Companies at all stages of maturity struggle with fear about survival. But the struggle is especially acute for startup entrepreneurs. Often babes-in-the-woods, they seek advice out of near-total ignorance. They are told to focus on the critical path to funding, and they get (and pay for) help with that. So they write a business plan, establish market receptivity, and polish their pitch. But rarely does anyone offer to help them refine and re-imagine their product.

What new entrepreneurs need most is not more polish, but a better shoe (if you'll pardon the metaphor). And this is not a cause for disgrace. In fact, in the world of product development it's more like a law of nature. Successful products rarely resemble the original ideas from which they spring (see Bob Rosenfeld's book Making The Invisible Visible).

I have some direct experience with startups myself. I was the 63rd employee at Sybase way back in 1986, and saw the company grow and go public. I've been with a few more since, and lately I've been advising a social-networking startup. From all the failures and successes, I've come to the conclusion that once the money talks, eventually everybody walks. The startups that succeeded did so, in part, by keeping the survival (i.e. funding) quest in perspective.

I'm interested in this subject because I see too many business incubators inadvertently wringing much of the creativity (and therefore, the value) out of entrepreneurship. The drama surrounding that fistful of dollars on the horizon is a serious distraction to a starving entrepreneur. As money talks, so does the promise of money. And the promise of $1M in angel or venture funding talks so very loudly that it drowns out other sounds the entrepreneur should be hearing.
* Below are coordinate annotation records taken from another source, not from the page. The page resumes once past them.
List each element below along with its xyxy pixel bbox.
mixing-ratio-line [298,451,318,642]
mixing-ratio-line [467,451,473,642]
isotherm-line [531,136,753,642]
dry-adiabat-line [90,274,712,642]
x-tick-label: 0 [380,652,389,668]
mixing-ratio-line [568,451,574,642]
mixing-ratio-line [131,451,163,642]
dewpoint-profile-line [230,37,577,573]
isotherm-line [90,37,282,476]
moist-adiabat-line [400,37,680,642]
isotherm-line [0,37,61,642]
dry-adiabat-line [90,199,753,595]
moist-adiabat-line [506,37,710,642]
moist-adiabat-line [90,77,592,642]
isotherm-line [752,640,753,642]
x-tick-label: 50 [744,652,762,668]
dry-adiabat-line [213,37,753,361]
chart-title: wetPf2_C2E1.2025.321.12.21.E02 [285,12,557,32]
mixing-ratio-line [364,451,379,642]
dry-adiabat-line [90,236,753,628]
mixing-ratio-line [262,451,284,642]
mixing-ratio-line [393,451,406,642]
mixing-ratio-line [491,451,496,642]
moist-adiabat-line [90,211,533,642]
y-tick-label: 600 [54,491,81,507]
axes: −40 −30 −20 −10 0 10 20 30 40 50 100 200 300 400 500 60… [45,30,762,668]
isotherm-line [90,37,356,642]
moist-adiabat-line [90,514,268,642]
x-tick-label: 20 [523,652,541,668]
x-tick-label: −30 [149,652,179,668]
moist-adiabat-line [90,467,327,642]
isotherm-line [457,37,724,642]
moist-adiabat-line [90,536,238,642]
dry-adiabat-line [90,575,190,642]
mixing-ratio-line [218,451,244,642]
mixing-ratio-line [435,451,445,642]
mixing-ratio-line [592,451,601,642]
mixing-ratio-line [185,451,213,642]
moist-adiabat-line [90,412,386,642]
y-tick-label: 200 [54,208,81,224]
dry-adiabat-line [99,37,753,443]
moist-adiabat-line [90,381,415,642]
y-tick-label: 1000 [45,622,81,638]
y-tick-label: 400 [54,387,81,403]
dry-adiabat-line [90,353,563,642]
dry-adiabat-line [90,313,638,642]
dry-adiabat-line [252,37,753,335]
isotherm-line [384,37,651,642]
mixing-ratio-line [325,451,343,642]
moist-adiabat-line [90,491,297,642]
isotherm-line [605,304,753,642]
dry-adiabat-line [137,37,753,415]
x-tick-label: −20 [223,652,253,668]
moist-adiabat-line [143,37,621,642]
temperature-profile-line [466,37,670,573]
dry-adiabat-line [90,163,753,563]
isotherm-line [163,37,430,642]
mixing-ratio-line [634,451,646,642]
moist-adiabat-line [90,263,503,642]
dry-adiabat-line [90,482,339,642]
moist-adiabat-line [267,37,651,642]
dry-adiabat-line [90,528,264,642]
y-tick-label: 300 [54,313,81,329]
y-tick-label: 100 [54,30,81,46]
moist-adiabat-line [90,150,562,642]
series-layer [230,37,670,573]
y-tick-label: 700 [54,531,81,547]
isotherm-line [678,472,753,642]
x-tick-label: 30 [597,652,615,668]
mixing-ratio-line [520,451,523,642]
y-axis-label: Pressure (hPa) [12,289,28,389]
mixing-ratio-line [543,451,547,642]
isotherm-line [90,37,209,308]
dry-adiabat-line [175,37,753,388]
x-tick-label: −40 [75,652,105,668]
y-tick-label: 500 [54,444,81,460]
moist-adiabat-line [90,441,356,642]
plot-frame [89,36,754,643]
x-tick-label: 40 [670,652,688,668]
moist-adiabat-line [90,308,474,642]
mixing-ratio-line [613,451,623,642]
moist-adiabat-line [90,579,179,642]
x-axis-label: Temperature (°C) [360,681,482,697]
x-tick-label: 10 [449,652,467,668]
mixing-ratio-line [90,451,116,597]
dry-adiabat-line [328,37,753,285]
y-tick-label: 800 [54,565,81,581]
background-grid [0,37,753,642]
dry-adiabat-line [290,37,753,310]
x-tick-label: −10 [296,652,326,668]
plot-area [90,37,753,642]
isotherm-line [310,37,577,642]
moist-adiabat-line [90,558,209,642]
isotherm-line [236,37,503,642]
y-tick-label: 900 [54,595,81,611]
At the end of the day, new companies succeed because they're meeting a real market need, and meeting it well. So if your venture is not attracting investment, there's a pretty good chance your product, in its current form, just isn't good enough. That's not a cause for despair, but it is a trail marker worthy of your attention.

Real scrutiny of their idea, itself, is a tough pill for any entrepreneur to swallow. In the development of my own consulting business, it was a tough pill for me. We all love our children, whether they're sweet-smelling babies or sweet-smelling ideas. But where children are concerned, love is no excuse for blindness.

Loving a child requires appreciating its deficiencies as well as its beauty, a balanced perspective that leads to healthier development and growth. Who is providing it to startup entrepreneurs?